Alexandrov, A. (1994). Geometry as an element of culture. In: Proc. of ICME-7. Vol. 1. 365-368.

Balacheff, N. (1990). Future perspectives of research in the psychology of mathematics education. In: Mathematics and Cognition. ICMI Study Series. Cambridge University Press, 135-148.

Brink, Jan van den (1994). Spherical geometry lessons. Mathematics Teaching, 147 (June 1994), 26-33.
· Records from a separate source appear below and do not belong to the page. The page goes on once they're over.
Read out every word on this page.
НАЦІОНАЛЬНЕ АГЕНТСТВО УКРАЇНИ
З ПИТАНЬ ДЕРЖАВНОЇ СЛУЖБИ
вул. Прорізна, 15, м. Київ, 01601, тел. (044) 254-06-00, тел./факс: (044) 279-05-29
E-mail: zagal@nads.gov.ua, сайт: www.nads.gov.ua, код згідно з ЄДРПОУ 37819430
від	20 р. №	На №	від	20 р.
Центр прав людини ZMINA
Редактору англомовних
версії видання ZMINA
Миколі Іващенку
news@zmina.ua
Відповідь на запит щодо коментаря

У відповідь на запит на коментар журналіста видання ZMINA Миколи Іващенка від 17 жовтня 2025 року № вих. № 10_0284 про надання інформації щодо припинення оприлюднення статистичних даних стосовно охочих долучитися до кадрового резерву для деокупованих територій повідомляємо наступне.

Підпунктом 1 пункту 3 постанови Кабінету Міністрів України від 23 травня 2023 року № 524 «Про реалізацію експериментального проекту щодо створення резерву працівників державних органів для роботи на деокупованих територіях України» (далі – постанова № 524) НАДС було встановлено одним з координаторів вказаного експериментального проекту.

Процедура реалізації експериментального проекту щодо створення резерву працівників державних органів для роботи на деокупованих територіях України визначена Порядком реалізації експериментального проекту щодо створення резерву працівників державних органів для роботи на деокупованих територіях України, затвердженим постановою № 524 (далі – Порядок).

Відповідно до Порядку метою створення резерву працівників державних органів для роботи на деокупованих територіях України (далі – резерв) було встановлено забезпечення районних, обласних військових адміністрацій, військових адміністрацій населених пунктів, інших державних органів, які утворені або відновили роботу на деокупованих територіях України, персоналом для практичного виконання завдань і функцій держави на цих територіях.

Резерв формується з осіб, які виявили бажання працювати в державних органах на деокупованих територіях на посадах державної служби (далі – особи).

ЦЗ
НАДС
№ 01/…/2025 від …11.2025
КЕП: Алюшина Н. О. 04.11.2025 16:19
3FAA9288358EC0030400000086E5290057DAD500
Cooney, T. (1994). The Public image of mathematics and mathematicians. In: Proc. of ICME-7, Vol. 2., 219-225.

Henderson, D. (1995). Experiencing geometry on plane and sphere. Prentice Hall, Englewood Cliffs, New Jersey.

ICMI (The International Commission on Mathematical Instruction) (1995). Perspectives on the teaching of geometry for the 21st century. Educational Studies in Mathematics, 28, 91-98.

Lange, Jan de (1994). Curriculum change: an American-Dutch perspective. In: Proc. of ICME-7. Vol. 1. 229-248.

Leder, G. (1980). Bright girls, mathematics and fear of success. Educational Studies in Mathematics, 11, 411-422.

Lenart, I. (1993). Alternative models on the drawing ball. Educational Studies in Mathematics, 24, 277-312.

Lenart, I. (1996). Non-Euclidean adventures on the Lenart Sphere. Key Curriculum Press, Berkeley.

Skovmose, O. (1990). Mathematical education and democracy. Educational Studies in Mathematics, 21, 109-128.

Streefland, L. (1992). Letter to the author. February 11, 1992.

Szilassy, l. (1995). The Bolyai. Exe Software (Constructions in Hyperbolic Geometry). In Hungarian.

Taylor, N. (1991). Independence and interdependence: analytical vectors for defining the mathematics curriculum of schools in a democratic society. Educational Studies in Mathematics, 22, 107-123.

Walkerdine, V. (1988). The mastery of reason. Routledge, London.